In writer-director Sofia Coppola’s The Bling Ring, a troupe of spoiled California teens tries to wriggle into Paris Hilton’s world by breaking into her house (along with a bunch of other celebrity homes) and stealing armloads of swag. It sounds like a broad comedy (and it’s an effective laugh generator), but Coppola is telling a true story – one based on Nancy Jo Sales’ 2010 Vanity Fair article “The Suspect Wore Louboutins.”
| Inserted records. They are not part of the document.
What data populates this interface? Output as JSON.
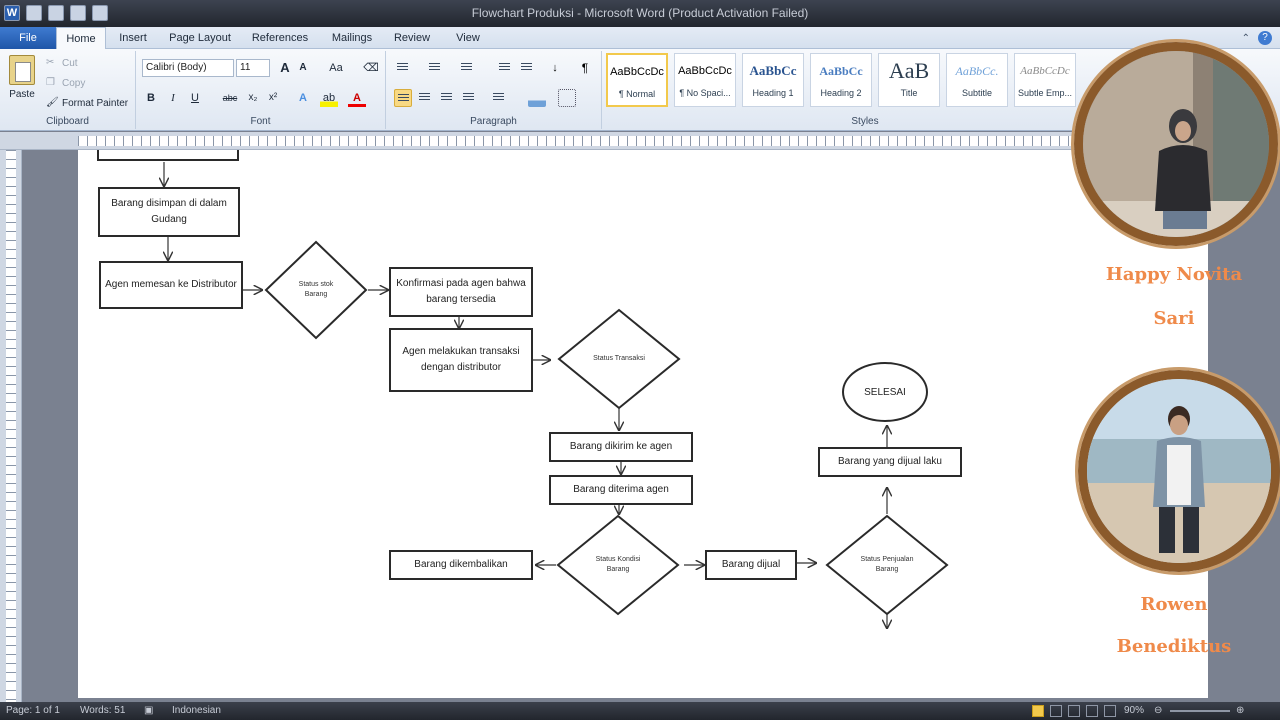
{
  "window": {
    "title": "Flowchart Produksi - Microsoft Word (Product Activation Failed)"
  },
  "tabs": {
    "file": "File",
    "items": [
      "Home",
      "Insert",
      "Page Layout",
      "References",
      "Mailings",
      "Review",
      "View"
    ],
    "active": "Home"
  },
  "ribbon": {
    "clipboard": {
      "paste": "Paste",
      "cut": "Cut",
      "copy": "Copy",
      "format_painter": "Format Painter",
      "label": "Clipboard"
    },
    "font": {
      "family": "Calibri (Body)",
      "size": "11",
      "label": "Font",
      "bold": "B",
      "italic": "I",
      "underline": "U",
      "strike": "abc",
      "subscript": "x₂",
      "superscript": "x²",
      "grow": "A",
      "shrink": "A",
      "case": "Aa"
    },
    "paragraph": {
      "label": "Paragraph"
    },
    "styles": {
      "label": "Styles",
      "items": [
        {
          "sample": "AaBbCcDc",
          "name": "¶ Normal"
        },
        {
          "sample": "AaBbCcDc",
          "name": "¶ No Spaci..."
        },
        {
          "sample": "AaBbCc",
          "name": "Heading 1"
        },
        {
          "sample": "AaBbCc",
          "name": "Heading 2"
        },
        {
          "sample": "AaB",
          "name": "Title"
        },
        {
          "sample": "AaBbCc.",
          "name": "Subtitle"
        },
        {
          "sample": "AaBbCcDc",
          "name": "Subtle Emp..."
        }
      ]
    }
  },
  "flowchart": {
    "box_simpan": "Barang disimpan di dalam Gudang",
    "box_pesan": "Agen memesan ke Distributor",
    "dia_stok": "Status stok Barang",
    "box_konfirmasi": "Konfirmasi pada agen bahwa barang tersedia",
    "box_transaksi": "Agen melakukan transaksi dengan distributor",
    "dia_transaksi": "Status Transaksi",
    "box_kirim": "Barang dikirim ke agen",
    "box_diterima": "Barang diterima agen",
    "dia_kondisi": "Status Kondisi Barang",
    "box_kembali": "Barang dikembalikan",
    "box_dijual": "Barang dijual",
    "dia_penjualan": "Status Penjualan Barang",
    "box_laku": "Barang yang dijual laku",
    "end": "SELESAI"
  },
  "presenters": [
    {
      "name_line1": "Happy Novita",
      "name_line2": "Sari"
    },
    {
      "name_line1": "Rowen",
      "name_line2": "Benediktus"
    }
  ],
  "statusbar": {
    "page": "Page: 1 of 1",
    "words": "Words: 51",
    "language": "Indonesian",
    "zoom": "90%"
  }
}
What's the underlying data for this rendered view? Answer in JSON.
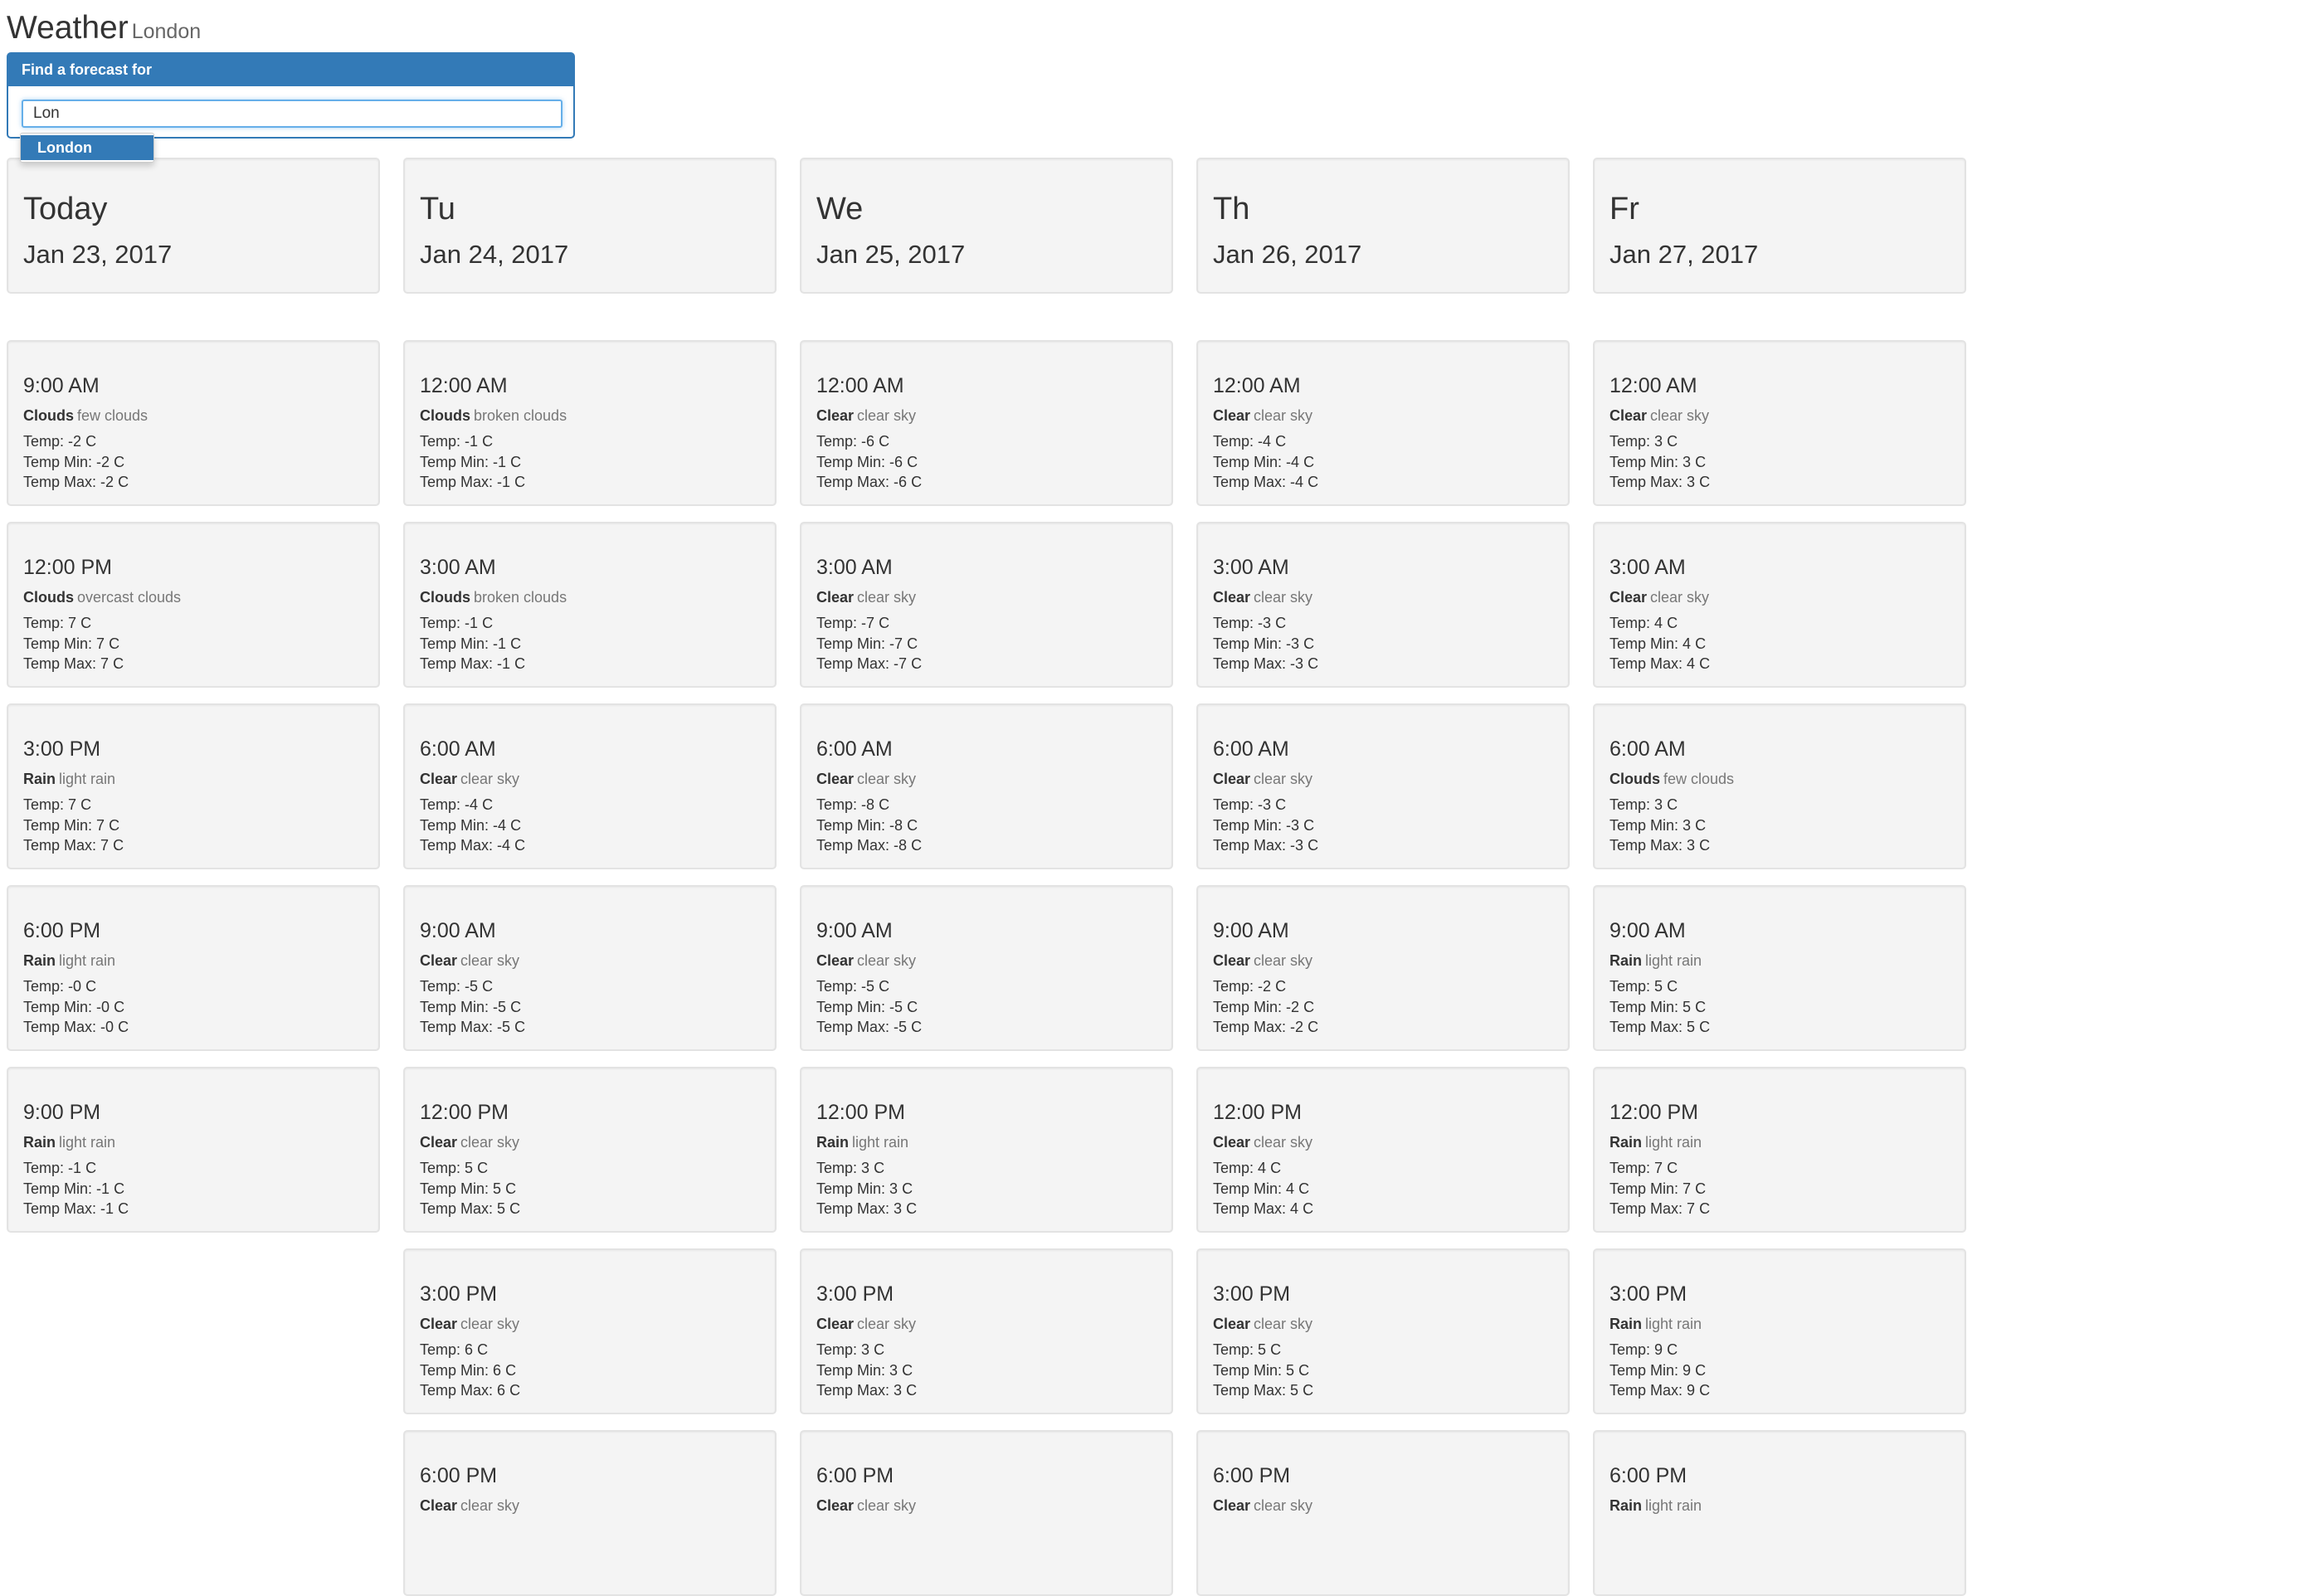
{
  "header": {
    "title": "Weather",
    "city": "London"
  },
  "search": {
    "panel_title": "Find a forecast for",
    "input_value": "Lon",
    "suggestions": [
      "London"
    ]
  },
  "labels": {
    "temp": "Temp:",
    "temp_min": "Temp Min:",
    "temp_max": "Temp Max:",
    "unit": "C"
  },
  "colors": {
    "primary": "#337ab7",
    "card_bg": "#f4f4f4",
    "card_border": "#e3e3e3"
  },
  "days": [
    {
      "name": "Today",
      "date": "Jan 23, 2017",
      "forecasts": [
        {
          "time": "9:00 AM",
          "main": "Clouds",
          "desc": "few clouds",
          "temp": "-2",
          "min": "-2",
          "max": "-2"
        },
        {
          "time": "12:00 PM",
          "main": "Clouds",
          "desc": "overcast clouds",
          "temp": "7",
          "min": "7",
          "max": "7"
        },
        {
          "time": "3:00 PM",
          "main": "Rain",
          "desc": "light rain",
          "temp": "7",
          "min": "7",
          "max": "7"
        },
        {
          "time": "6:00 PM",
          "main": "Rain",
          "desc": "light rain",
          "temp": "-0",
          "min": "-0",
          "max": "-0"
        },
        {
          "time": "9:00 PM",
          "main": "Rain",
          "desc": "light rain",
          "temp": "-1",
          "min": "-1",
          "max": "-1"
        }
      ]
    },
    {
      "name": "Tu",
      "date": "Jan 24, 2017",
      "forecasts": [
        {
          "time": "12:00 AM",
          "main": "Clouds",
          "desc": "broken clouds",
          "temp": "-1",
          "min": "-1",
          "max": "-1"
        },
        {
          "time": "3:00 AM",
          "main": "Clouds",
          "desc": "broken clouds",
          "temp": "-1",
          "min": "-1",
          "max": "-1"
        },
        {
          "time": "6:00 AM",
          "main": "Clear",
          "desc": "clear sky",
          "temp": "-4",
          "min": "-4",
          "max": "-4"
        },
        {
          "time": "9:00 AM",
          "main": "Clear",
          "desc": "clear sky",
          "temp": "-5",
          "min": "-5",
          "max": "-5"
        },
        {
          "time": "12:00 PM",
          "main": "Clear",
          "desc": "clear sky",
          "temp": "5",
          "min": "5",
          "max": "5"
        },
        {
          "time": "3:00 PM",
          "main": "Clear",
          "desc": "clear sky",
          "temp": "6",
          "min": "6",
          "max": "6"
        },
        {
          "time": "6:00 PM",
          "main": "Clear",
          "desc": "clear sky"
        }
      ]
    },
    {
      "name": "We",
      "date": "Jan 25, 2017",
      "forecasts": [
        {
          "time": "12:00 AM",
          "main": "Clear",
          "desc": "clear sky",
          "temp": "-6",
          "min": "-6",
          "max": "-6"
        },
        {
          "time": "3:00 AM",
          "main": "Clear",
          "desc": "clear sky",
          "temp": "-7",
          "min": "-7",
          "max": "-7"
        },
        {
          "time": "6:00 AM",
          "main": "Clear",
          "desc": "clear sky",
          "temp": "-8",
          "min": "-8",
          "max": "-8"
        },
        {
          "time": "9:00 AM",
          "main": "Clear",
          "desc": "clear sky",
          "temp": "-5",
          "min": "-5",
          "max": "-5"
        },
        {
          "time": "12:00 PM",
          "main": "Rain",
          "desc": "light rain",
          "temp": "3",
          "min": "3",
          "max": "3"
        },
        {
          "time": "3:00 PM",
          "main": "Clear",
          "desc": "clear sky",
          "temp": "3",
          "min": "3",
          "max": "3"
        },
        {
          "time": "6:00 PM",
          "main": "Clear",
          "desc": "clear sky"
        }
      ]
    },
    {
      "name": "Th",
      "date": "Jan 26, 2017",
      "forecasts": [
        {
          "time": "12:00 AM",
          "main": "Clear",
          "desc": "clear sky",
          "temp": "-4",
          "min": "-4",
          "max": "-4"
        },
        {
          "time": "3:00 AM",
          "main": "Clear",
          "desc": "clear sky",
          "temp": "-3",
          "min": "-3",
          "max": "-3"
        },
        {
          "time": "6:00 AM",
          "main": "Clear",
          "desc": "clear sky",
          "temp": "-3",
          "min": "-3",
          "max": "-3"
        },
        {
          "time": "9:00 AM",
          "main": "Clear",
          "desc": "clear sky",
          "temp": "-2",
          "min": "-2",
          "max": "-2"
        },
        {
          "time": "12:00 PM",
          "main": "Clear",
          "desc": "clear sky",
          "temp": "4",
          "min": "4",
          "max": "4"
        },
        {
          "time": "3:00 PM",
          "main": "Clear",
          "desc": "clear sky",
          "temp": "5",
          "min": "5",
          "max": "5"
        },
        {
          "time": "6:00 PM",
          "main": "Clear",
          "desc": "clear sky"
        }
      ]
    },
    {
      "name": "Fr",
      "date": "Jan 27, 2017",
      "forecasts": [
        {
          "time": "12:00 AM",
          "main": "Clear",
          "desc": "clear sky",
          "temp": "3",
          "min": "3",
          "max": "3"
        },
        {
          "time": "3:00 AM",
          "main": "Clear",
          "desc": "clear sky",
          "temp": "4",
          "min": "4",
          "max": "4"
        },
        {
          "time": "6:00 AM",
          "main": "Clouds",
          "desc": "few clouds",
          "temp": "3",
          "min": "3",
          "max": "3"
        },
        {
          "time": "9:00 AM",
          "main": "Rain",
          "desc": "light rain",
          "temp": "5",
          "min": "5",
          "max": "5"
        },
        {
          "time": "12:00 PM",
          "main": "Rain",
          "desc": "light rain",
          "temp": "7",
          "min": "7",
          "max": "7"
        },
        {
          "time": "3:00 PM",
          "main": "Rain",
          "desc": "light rain",
          "temp": "9",
          "min": "9",
          "max": "9"
        },
        {
          "time": "6:00 PM",
          "main": "Rain",
          "desc": "light rain"
        }
      ]
    }
  ]
}
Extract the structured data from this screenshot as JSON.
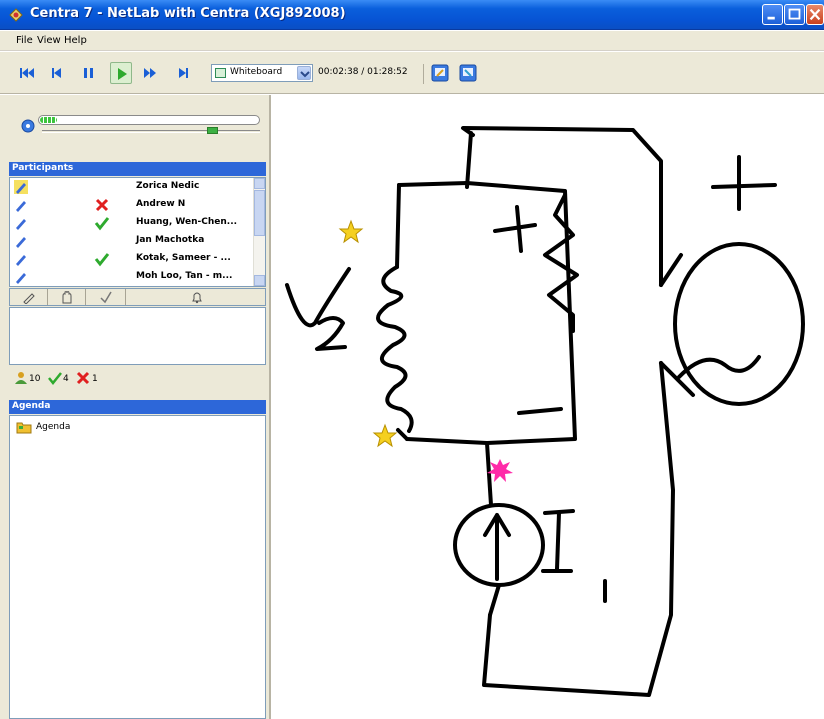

An alumna of Yale and Columbia who has profiled Russell Simmons and Angelina Jolie in magazines such as Harper’s Bazaar and New York, Sales has just published The Bling Ring: How a Gang of Fame-Obsessed Teens Ripped Off Hollywood and Shocked the World. In the book, she updates readers on the fate of those hapless adolescents and examines their crimes in the chilly context of our media-saturated world.

Sales answered our questions in an e-mail exchange.

The Pitch: You point out in the book that founding father Alexander Hamilton was 19 when his first anti-colonial essays were published – making him a founding juvenile delinquent. How do we go from someone like Hamilton to the participants in The Bling Ring?


Sales: Some of the founding fathers were barely more than teenagers themselves, as were members of the Boston Tea Party and the Sons of Liberty, a revolutionary group at the time of the American Revolution. The rebelliousness of teenagers played a big part in the many protest movements that occurred over the centuries in America. Now, in a strange twist of history, we have teenagers who are not so rebellious – at least not politically, generally speaking. We have teenagers who are interested in making money and maintaining the status quo, teenagers who are interested in becoming a part of the “lifestyle” lived by rich people and celebrities.

You can’t really blame the teenagers for this, the values of wealth and fame have been pushed by their culture and pop culture for the better part of 30 years, since the so-called Reagan revolution, which actually the opposite of a revolution. Teenagers today grew up watching shows like Gossip Girl and Entourage and 90210 and The Hills, all which promote a luxe lifestyle. A lot of teenagers these days want money and things, not change – certainly the teenagers in The Bling Ring did. They wanted to live like celebrities and have the things that celebrities have, even if they had to steal it.

Rachel Lee, the alleged Ringleader (“Rebecca” in the movie), has never granted an interview. How tough was it for you to get all the stories straight?